Excluding Observations from Analysis in JMP To exclude an observation from the regression analysis in JMP, go to the row of the observation, click Rows and then click Exclude/Unexclude. A red circle with a diagonal line through it should appear next to the observation. To put the observation back into the analysis, go to the row of the observation, click Rows and then click Exclude/Unexclude. The red circle should no longer appear next to the observation.

Formal measures of leverage and influence Leverage: “Hat values” (JMP calls them hats) Influence: Cook’s Distance (JMP calls them Cook’s D Influence). To obtain them in JMP, click Analyze, Fit Model, put Y variable in Y and X variable in Model Effects box. Click Run Model box. After model is fit, click red triangle next to Response. Click Save Columns and then Click Hats for Leverages and Click Cook’s D Influences for Cook’s Distances. To sort observations in terms of Cook’s Distance or Leverage, click Tables, Sort and then put variable you want to sort by in By box.

Center City Philadelphia has both influence (Cook’s Distance much Greater than 1 and high leverage (hat value > 3*2/99=0.06). No other observations have high influence or high leverage.
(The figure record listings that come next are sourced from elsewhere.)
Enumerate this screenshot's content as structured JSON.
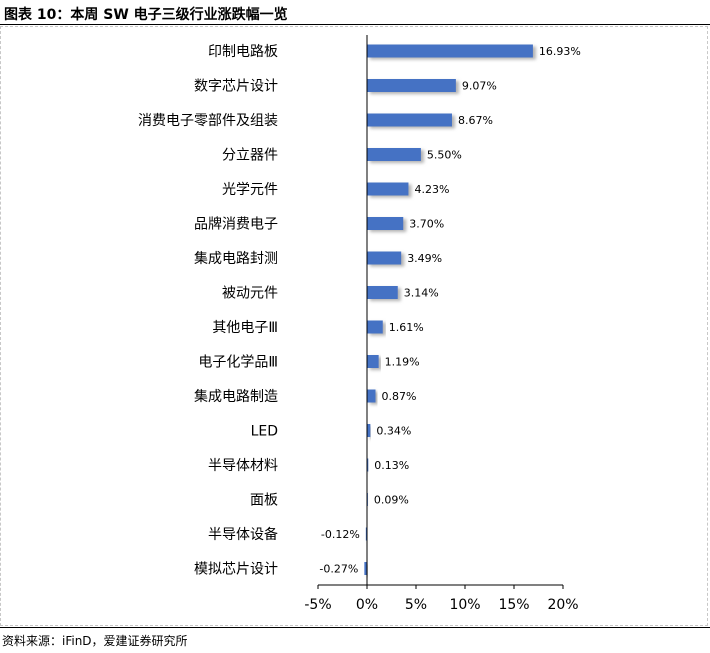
{
  "title": "图表 10：本周 SW 电子三级行业涨跌幅一览",
  "source": "资料来源：iFinD，爱建证券研究所",
  "colors": {
    "bar": "#4472C4",
    "shadow": "#bfbfbf",
    "axis": "#000000"
  },
  "chart_data": {
    "type": "bar",
    "orientation": "horizontal",
    "title": "",
    "xlabel": "",
    "ylabel": "",
    "xlim": [
      -5,
      20
    ],
    "xticks": [
      -5,
      0,
      5,
      10,
      15,
      20
    ],
    "xtick_labels": [
      "-5%",
      "0%",
      "5%",
      "10%",
      "15%",
      "20%"
    ],
    "grid": false,
    "legend": "none",
    "categories": [
      "印制电路板",
      "数字芯片设计",
      "消费电子零部件及组装",
      "分立器件",
      "光学元件",
      "品牌消费电子",
      "集成电路封测",
      "被动元件",
      "其他电子Ⅲ",
      "电子化学品Ⅲ",
      "集成电路制造",
      "LED",
      "半导体材料",
      "面板",
      "半导体设备",
      "模拟芯片设计"
    ],
    "values": [
      16.93,
      9.07,
      8.67,
      5.5,
      4.23,
      3.7,
      3.49,
      3.14,
      1.61,
      1.19,
      0.87,
      0.34,
      0.13,
      0.09,
      -0.12,
      -0.27
    ],
    "value_labels": [
      "16.93%",
      "9.07%",
      "8.67%",
      "5.50%",
      "4.23%",
      "3.70%",
      "3.49%",
      "3.14%",
      "1.61%",
      "1.19%",
      "0.87%",
      "0.34%",
      "0.13%",
      "0.09%",
      "-0.12%",
      "-0.27%"
    ]
  }
}
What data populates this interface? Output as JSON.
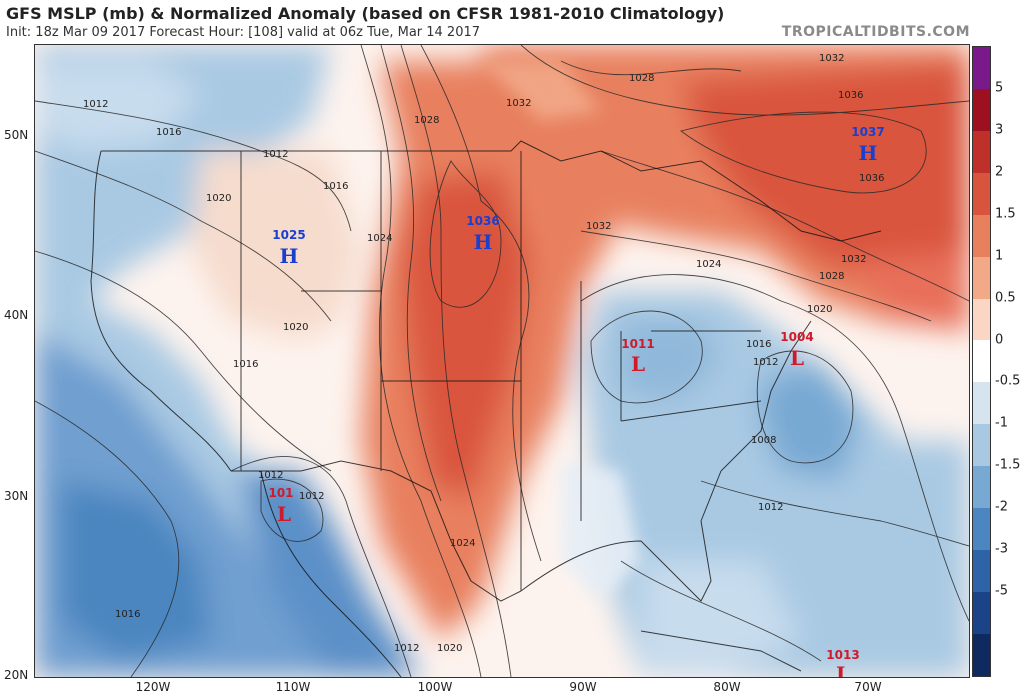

Rules of Thumb for High Leverage and High Influence High Leverage Any observation with a leverage (hat value) > (3 * # of coefficients in regression model)/n has high leverage, where # of coefficients in regression model = 2 for simple linear regression. n=number of observations. High Influence: Any observation with a Cook’s Distance greater than 1 indicates a high influence.

What to Do About Suspected Influential Observations? See flowchart attached to end of slides Does removing the observation change the substantive conclusions? If not, can say something like “Observation x has high influence relative to all other observations but we tried refitting the regression without Observation x and our main conclusions didn’t change.”

If removing the observation does change substantive conclusions, is there any reason to believe the observation belongs to a population other than the one under investigation? If yes, omit the observation and proceed. If no, does the observation have high leverage (outlier in explanatory variable). If yes, omit the observation and proceed. Report that conclusions only apply to a limited range of the explanatory variable. If no, not much can be said. More data (or clarification of the influential observation) are needed to resolve the questions.

General Principles for Dealing with Influential Observations General principle: Delete observations from the analysis sparingly – only when there is good cause (observation does not belong to population being investigated or is a point with high leverage). If you do delete observations from the analysis, you should state clearly which observations were deleted and why.